Drama
Kudeta di Demokrat Gun Gun Heryanto ; Direktur Eksekutif The Political Literacy Institute dan
Dosen Komunikasi Politik UIN Jakarta |
DETIKNEWS,
04 Februari
2021
PANGGUNG politik nasional kembali
diramaikan pernyataan panas Agus Harimurti Yudhoyono (AHY) tentang adanya
upaya kudeta oleh anggota dan mantan anggota Partai Demokrat yang terhubung
dengan orang luar. AHY secara eksplisit menyebut pihak luar yang dimaksud
ialah pejabat penting pemerintahan, yang secara fungsional berada di dalam
lingkar kekuasaan terdekat dengan Presiden Jokowi. Meski AHY tak langsung menyebut nama,
setelah konferensi pers para politikus Partai Demokrat di sekitar dia
ramai-ramai mengonfirmasikan salah satu nama dari pihak istana yang dimaksud
ialah Moeldoko, yang saat ini menjabat Kepala Staf Kepresidenan. Komunikasi
politik AHY sontak menjadi kegaduhan dan memantik ragam pandangan dalam
memaknai konteks dan dampak dari pernyataan itu. Gerakan
politik Apa yang dilakukan AHY dan para petinggi
Partai Demokrat bisa dimaknai dalam dua konteks. Pertama, ini merupakan
bagian dari mekanisme pertahanan diri AHY sebagai Ketua Umum Partai Demokrat
bersama jajaran kepengurusan yang dibentuknya saat ini. Pesan benderang
disampaikan AHY yang menunjukkan kegundahannya sebagai nakhoda Partai
Demokrat. Menurutnya, ada gerakan politik yang mengarah ke upaya
pengambilalihan kepemimpinan Partai Demokrat secara paksa, yang tentu
mengancam kedaulatan dan eksistensi Partai Demokrat. Itu semacam pernyataan menyerang, yang
sesungguhnya bisa kita maknai sebagai upaya melindungi diri. Dengan membuka
pernyataan ke publik, sepertinya diharapkan skenario faksi-faksi di luar AHY,
yang awalnya bergerak senyap melalui jejaring antarpribadi dan organisasi di
daerah, akan didorong muncul ke permukaan. Pun demikian dengan pernyataan yang
menyerang pejabat di sekitar Jokowi, sekaligus mengirim surat permintaan
klarifikasi, menjadi cara AHY yang mungkin juga dipandu SBY untuk membawa
pertarungan di bilik senyap internal Partai Demokrat ke tengah pergumulan
opini publik multikanal. Cara seperti ini mengingatkan langgam komunikasi
politik SBY di masa menjabat Presiden RI dan juga nakhoda Partai Demokrat. Kedua, konteksnya ialah manajemen isu.

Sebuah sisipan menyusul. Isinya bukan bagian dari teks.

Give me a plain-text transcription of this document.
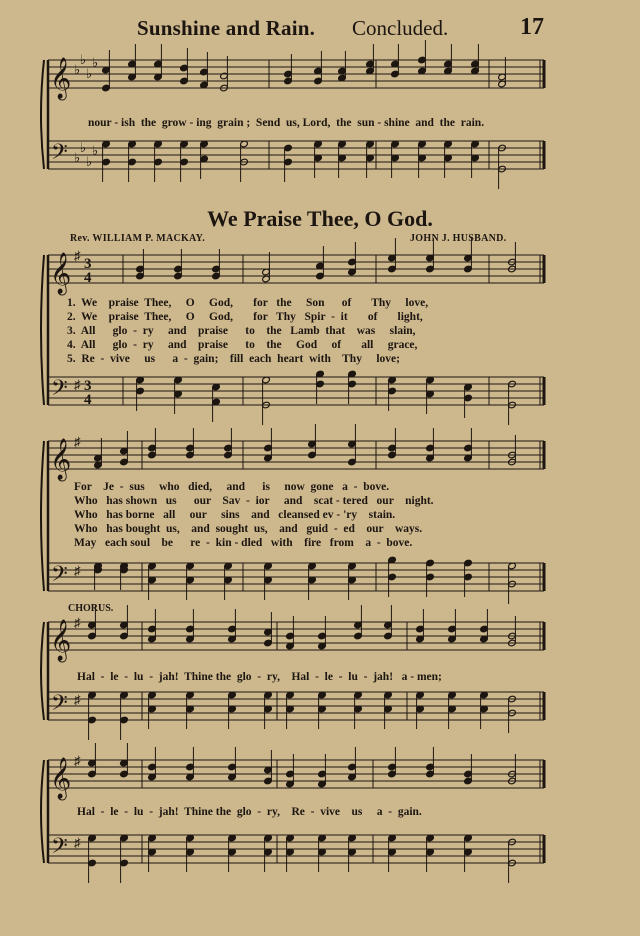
Sunshine and Rain. Concluded.	17
𝄞
𝄢
♭
♭
♭
♭
♭
♭
♭
♭
𝄞
𝄢
♯
♯
3
4
3
4
𝄞
𝄢
♯
♯
𝄞
𝄢
♯
♯
𝄞
𝄢
♯
♯
nour - ish  the  grow - ing  grain ;  Send  us, Lord,  the  sun - shine  and  the  rain.
We Praise Thee, O God.
Rev. WILLIAM P. MACKAY.	JOHN J. HUSBAND.
1.  We    praise  Thee,     O     God,       for   the     Son      of       Thy     love,
2.  We    praise  Thee,     O     God,       for   Thy   Spir  -  it       of       light,
3.  All      glo  -  ry     and    praise      to    the   Lamb  that    was     slain,
4.  All      glo  -  ry     and    praise      to    the     God     of       all     grace,
5.  Re  -  vive     us      a  -  gain;    fill  each  heart  with    Thy     love;
For    Je  -  sus     who   died,     and      is     now  gone   a  -  bove.
Who   has shown   us      our    Sav  -  ior     and    scat - tered   our    night.
Who   has borne   all     our     sins    and   cleansed ev - 'ry    stain.
Who   has bought  us,    and  sought  us,    and   guid  -  ed    our    ways.
May   each soul    be      re  -  kin - dled   with    fire   from    a  -  bove.
CHORUS.
Hal  -  le  -  lu  -  jah!  Thine the  glo  -  ry,    Hal  -  le  -  lu  -  jah!   a - men;
Hal  -  le  -  lu  -  jah!  Thine the  glo  -  ry,    Re  -  vive    us     a  -  gain.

Khususnya, terhubung dengan meresonansikan persoalan yang dihadapinya menjadi
publisitas politik. Suka tidak suka, saat pernyataan panas ini keluar dari
AHY, media massa sontak mengulasnya, termasuk jejaring media sosial diramaikan
dengan polemik ini. Drama politik yang tadinya bersifat
internal dibawa ke panggung depan, dibumbui dengan diksi-diksi menyentak
seperti kudeta, gerakan politik, keterlibatan orang istana, dukungan sejumlah
menteri dan pejabat penting pemerintahan Jokowi. Seakan mau memberi gambaran,
betapa gentingnya persoalan yang kini dihadapi AHY sebagai nakhoda Partai
Demokrat. Jika kita tempatkan narasi kudeta di tubuh
Partai Demokrat dari sisi pengelolaan partai, tampak memang ini menjadi
semacam gelembung isu yang ditiupkan. Mudahkah mengganti ketua umum sebuah
partai jika struktur kepengurusan partai dari pusat hingga daerah solid
mendukung AHY? Tentu tidak mudah, bukan? Semua partai mempunyai mekanisme
internal yang bersandar pada konstitusi organisasi. Jikapun ada gerakan penggulingan AHY, butuh
upaya penggalangan basis dukungan secara masif dari pengurus-pengurus daerah.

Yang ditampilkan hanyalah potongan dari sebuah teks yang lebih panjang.